70:12.5 Urantia fanilerinin özgür olmaları onların hakkıdır; onlar kendilerine ait hükümet yönetim düzenlerini yaratmalılardır; onlar, kendilerine ait anayasaları veya sivil yönetimin ve idari işleyiş düzeninin diğer tüzüklerini oluşturmalılardır. Ve bunu gerçekleştirdiklerinde onlar, baş yöneticiler olarak en yetkin ve en liyakat sahibi akranlarını seçmelilerdir. Yasama erkinde görev yapacak temsilciler için onlar sadece, bu türden kutsal görevleri yerine getirmek için ussal ve ahlaki olarak yetkin bireyleri seçmelilerdir. Yüksek ve en yüksek temyiz mahkemelerine atanacak hâkimler makamına yalnızca, doğal yetkinlik ile bahşedilmiş ve yeterli deneyimle bilge haline gelmiş kişiler seçilmelidir.
70:12.6 Eğer insanlar özgürlüklerini idame ettireceklerse, özgürlük sözleşmelerini tercih ettikten sonra, şu gibi şeylerin önlenmesi için onun bilge, ussal ve korkusuz yorumunu sağlamak zorundadırlar:
70:12.7 1. Yönetim veya yargı erklerinin herhangi bir tarafından kanuna aykırı gücün elde edilmesi.
70:12.8 2. Cahil ve hurafelere inanan tahrikçilerin fesatlıkları.
70:12.9 3. Bilimsel gelişmeyi duraklatma.
70:12.10 4. Sıradanlığın baskınlığının yarattığı açmaz.
70:12.11 5. Fesat azınlıkların baskınlığı.
70:12.12 6. Gelecekte diktatör olabilecek hırslı ve zeki kişilerin denetimi.
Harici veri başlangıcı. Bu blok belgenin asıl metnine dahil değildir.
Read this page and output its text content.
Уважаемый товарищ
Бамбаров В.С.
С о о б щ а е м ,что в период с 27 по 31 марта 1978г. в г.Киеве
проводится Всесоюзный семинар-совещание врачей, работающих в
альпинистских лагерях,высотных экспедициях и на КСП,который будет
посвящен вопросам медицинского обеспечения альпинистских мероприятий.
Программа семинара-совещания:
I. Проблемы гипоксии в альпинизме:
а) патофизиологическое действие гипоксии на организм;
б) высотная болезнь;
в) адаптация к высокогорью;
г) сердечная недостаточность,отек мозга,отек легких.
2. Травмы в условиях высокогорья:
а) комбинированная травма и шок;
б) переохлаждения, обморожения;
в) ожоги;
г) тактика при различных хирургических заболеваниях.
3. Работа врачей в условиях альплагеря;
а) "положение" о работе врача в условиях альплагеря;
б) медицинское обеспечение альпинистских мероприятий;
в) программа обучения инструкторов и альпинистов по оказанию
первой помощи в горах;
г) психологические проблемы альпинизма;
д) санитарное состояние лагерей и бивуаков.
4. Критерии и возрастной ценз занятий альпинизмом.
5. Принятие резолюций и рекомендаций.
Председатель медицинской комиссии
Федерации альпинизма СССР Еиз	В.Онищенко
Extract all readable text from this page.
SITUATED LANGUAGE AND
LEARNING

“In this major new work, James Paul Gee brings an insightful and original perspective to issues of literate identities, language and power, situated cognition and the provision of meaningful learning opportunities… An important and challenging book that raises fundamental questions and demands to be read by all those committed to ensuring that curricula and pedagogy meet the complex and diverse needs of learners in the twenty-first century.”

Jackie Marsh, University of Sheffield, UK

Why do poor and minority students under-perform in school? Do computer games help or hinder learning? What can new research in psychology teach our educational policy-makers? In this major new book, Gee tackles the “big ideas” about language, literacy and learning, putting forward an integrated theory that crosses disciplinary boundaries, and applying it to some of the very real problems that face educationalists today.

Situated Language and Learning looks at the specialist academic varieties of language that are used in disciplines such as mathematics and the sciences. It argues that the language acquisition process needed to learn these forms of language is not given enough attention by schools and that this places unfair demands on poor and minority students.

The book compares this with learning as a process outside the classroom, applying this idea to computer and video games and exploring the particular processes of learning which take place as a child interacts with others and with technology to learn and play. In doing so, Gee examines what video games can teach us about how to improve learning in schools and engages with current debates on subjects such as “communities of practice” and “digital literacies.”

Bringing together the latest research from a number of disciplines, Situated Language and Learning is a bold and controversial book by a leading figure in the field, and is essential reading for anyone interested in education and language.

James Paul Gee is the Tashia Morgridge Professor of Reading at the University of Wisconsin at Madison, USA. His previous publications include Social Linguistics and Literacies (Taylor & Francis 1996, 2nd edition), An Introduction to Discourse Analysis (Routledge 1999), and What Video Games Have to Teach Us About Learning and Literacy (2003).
70:12.13 7. Telaşın gidişatı yıkıcı bir biçimde bozması.
70:12.14 8. Vicdansız kişiler tarafından sömürü.
70:12.15 9. Devlet tarafından tüm vatandaşlığın vergilerle köleleştirilmesi.
70:12.16 10. Toplumsal ve mali adaleti sağlayamama.
70:12.17 11. Din ve devletin birleşmesi.
70:12.18 12. Kişisel özgürlüğün kaybı.
70:12.19 Bahse konu bu durumlar, evrimsel bir dünya üzerinde temsili hükümetin çarkları üzerinde baş yöneticiler olarak faaliyet gösteren anayasa mahkemelerinin var oluş nedenleri ve gayeleridir.
70:12.20 İnsanlığın Urantia üzerindeki kusursuz hükümeti oluşturma mücadelesi; idare zincirini kusursuzlaştırmakla birlikte onu sürekli değişen mevcut ihtiyaçlara göre uyarlamakla, hükümet içindeki güç dağılımını geliştirme ve bunun sonrasında gerçekten bilge kişileri idari önderler olarak seçmekle ilgilidir. Her ne kadar orada hükümetin kutsal ve olası en yüksek türü mevcut bulunsa da bu türden bir hükümet açığa çıkarılamaz; ancak bu hükümet, zaman ve mekânın evrenleri boyunca her gezegenin erkek ve kadınları tarafından yavaşça ve emek sarf edilerek keşfedilmelidir.
70:12.21 [Nebadon’un bir Melçizedek unsuru tarafından sunulmuştur.]